About a year ago, I happened upon this statement about the Monitor in the Harvard Business Review – under the charming heading of “do things that don’t interest you”:

“Many things that end up” being meaningful, writes social scientist Joseph Grenny, “have come from conference workshops, articles, or online videos that began as a chore and ended with an insight. My work in Kenya, for example, was heavily influenced by a Christian Science Monitor article I had forced myself to read 10 years earlier. Sometimes, we call things ‘boring’ simply because they lie outside the box we are currently in.”

If you were to come up with a punchline to a joke about the Monitor, that would probably be it. We’re seen as being global, fair, insightful, and perhaps a bit too earnest. We’re the bran muffin of journalism.

But you know what? We change lives. And I’m going to argue that we change lives precisely because we force open that too-small box that most human beings think they live in.

The Monitor is a peculiar little publication that’s hard for the world to figure out.

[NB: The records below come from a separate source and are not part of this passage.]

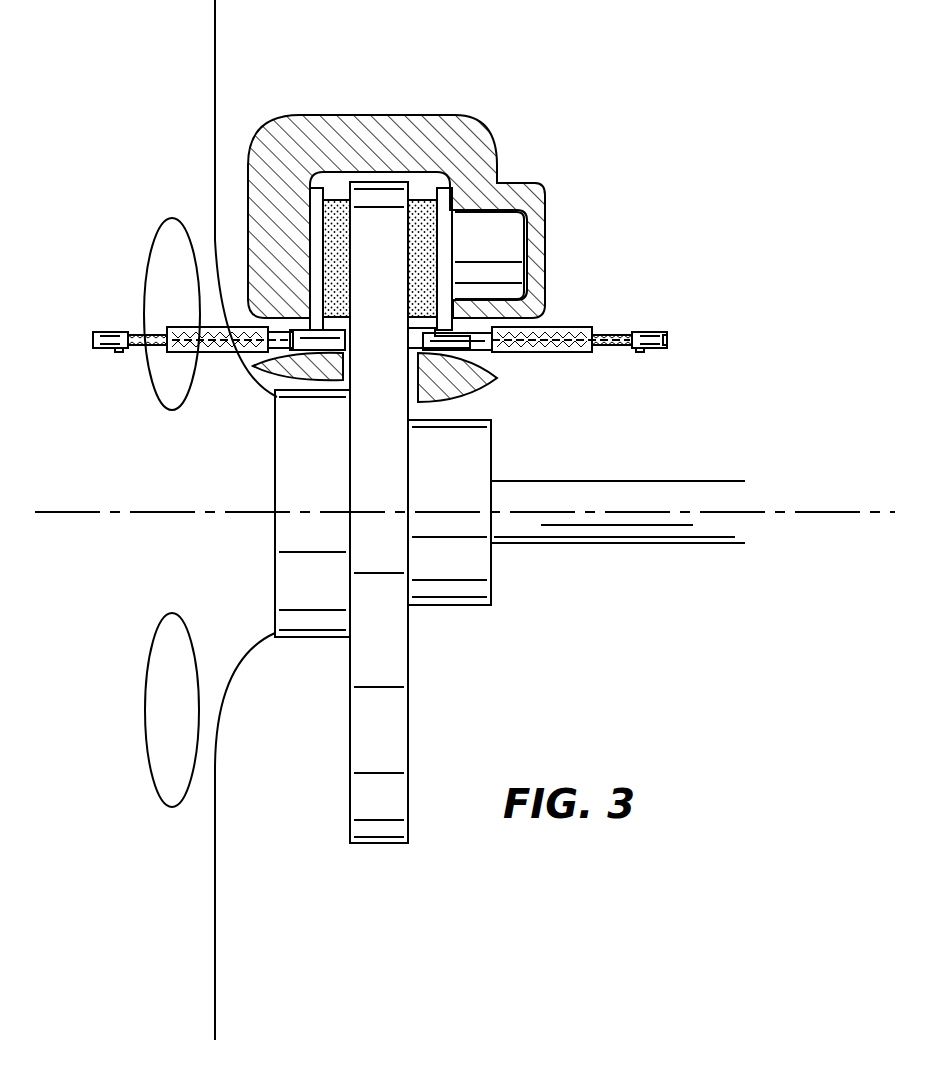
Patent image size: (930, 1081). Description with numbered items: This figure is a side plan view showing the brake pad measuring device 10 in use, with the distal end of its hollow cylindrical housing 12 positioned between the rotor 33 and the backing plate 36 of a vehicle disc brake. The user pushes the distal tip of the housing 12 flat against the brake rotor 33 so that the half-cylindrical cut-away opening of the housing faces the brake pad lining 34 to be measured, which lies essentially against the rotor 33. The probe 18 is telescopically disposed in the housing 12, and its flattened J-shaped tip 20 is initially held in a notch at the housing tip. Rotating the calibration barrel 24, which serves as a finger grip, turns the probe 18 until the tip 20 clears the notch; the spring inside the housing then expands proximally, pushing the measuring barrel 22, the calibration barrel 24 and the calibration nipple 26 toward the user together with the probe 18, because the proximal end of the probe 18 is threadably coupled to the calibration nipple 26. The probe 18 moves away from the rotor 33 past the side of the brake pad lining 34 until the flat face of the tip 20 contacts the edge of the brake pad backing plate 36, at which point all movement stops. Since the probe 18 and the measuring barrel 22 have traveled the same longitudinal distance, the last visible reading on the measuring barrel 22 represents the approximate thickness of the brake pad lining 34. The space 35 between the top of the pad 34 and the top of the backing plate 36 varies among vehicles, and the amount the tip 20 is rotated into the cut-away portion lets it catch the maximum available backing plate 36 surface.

The device 10 is at (583, 334).
The housing 12 is at (538, 218).
The probe 18 is at (540, 337).
The distal tip of probe 20 is at (430, 330).
The measuring barrel 22 is at (617, 333).
The calibration barrel 24 is at (653, 353).
The calibration nipple 26 is at (670, 337).
The brake rotor 33 is at (360, 433).
The brake pad lining 34 is at (308, 180).
The space 35 is at (422, 188).
The brake pad backing plate 36 is at (313, 187).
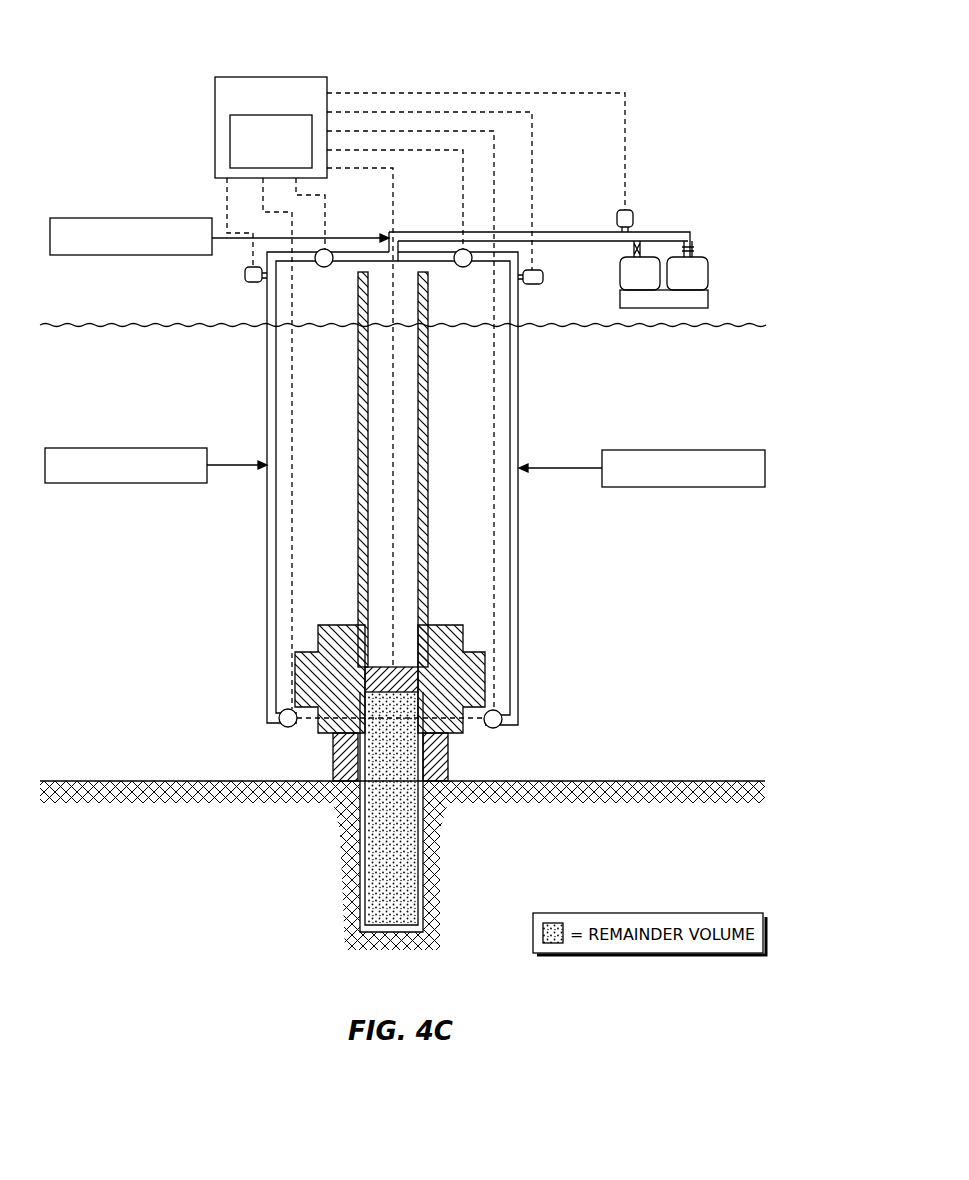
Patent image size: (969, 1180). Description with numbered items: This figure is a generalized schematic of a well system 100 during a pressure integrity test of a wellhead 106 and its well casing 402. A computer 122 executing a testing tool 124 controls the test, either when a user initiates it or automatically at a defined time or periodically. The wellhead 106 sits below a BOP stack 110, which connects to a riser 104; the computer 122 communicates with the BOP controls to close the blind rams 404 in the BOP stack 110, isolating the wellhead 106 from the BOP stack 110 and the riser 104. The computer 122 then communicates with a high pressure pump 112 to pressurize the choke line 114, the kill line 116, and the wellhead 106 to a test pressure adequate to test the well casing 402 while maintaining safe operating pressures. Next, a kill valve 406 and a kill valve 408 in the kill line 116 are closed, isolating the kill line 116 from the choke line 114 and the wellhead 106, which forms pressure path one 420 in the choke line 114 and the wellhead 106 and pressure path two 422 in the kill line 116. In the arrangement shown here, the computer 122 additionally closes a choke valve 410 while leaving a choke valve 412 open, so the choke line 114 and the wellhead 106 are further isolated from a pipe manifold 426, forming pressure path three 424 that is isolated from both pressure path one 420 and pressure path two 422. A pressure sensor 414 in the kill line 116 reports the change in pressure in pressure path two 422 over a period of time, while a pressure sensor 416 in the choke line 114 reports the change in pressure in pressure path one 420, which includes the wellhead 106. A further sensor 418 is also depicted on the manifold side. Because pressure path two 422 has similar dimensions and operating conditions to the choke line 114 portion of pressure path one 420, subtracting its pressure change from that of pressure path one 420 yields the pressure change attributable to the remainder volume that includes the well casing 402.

The well system 100 is at (675, 46).
The riser 104 is at (428, 458).
The wellhead 106 is at (448, 750).
The BOP stack 110 is at (452, 625).
The high pressure pump 112 is at (708, 275).
The choke line 114 is at (520, 430).
The kill line 116 is at (267, 430).
The computer 122 is at (228, 77).
The testing tool 124 is at (230, 140).
The well casing 402 is at (427, 828).
The blind rams 404 is at (401, 702).
The kill valve 406 is at (286, 728).
The kill valve 408 is at (322, 268).
The choke valve 410 is at (461, 268).
The choke valve 412 is at (496, 729).
The pressure sensor 414 is at (251, 283).
The pressure sensor 416 is at (540, 284).
The pressure sensor 418 is at (633, 215).
The pressure path 1 420 is at (685, 450).
The pressure path 2 422 is at (127, 447).
The pressure path 3 424 is at (133, 218).
The pipe manifold 426 is at (583, 232).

We’re run by a church, but we’re not only for church members and we’re not about converting people. We’re known as being fair even as the world becomes as polarized as at any time since the newspaper’s founding in 1908.

We have a mission beyond circulation, we want to bridge divides. We’re about kicking down the door of thought everywhere and saying, “You are bigger and more capable than you realize. And we can prove it.”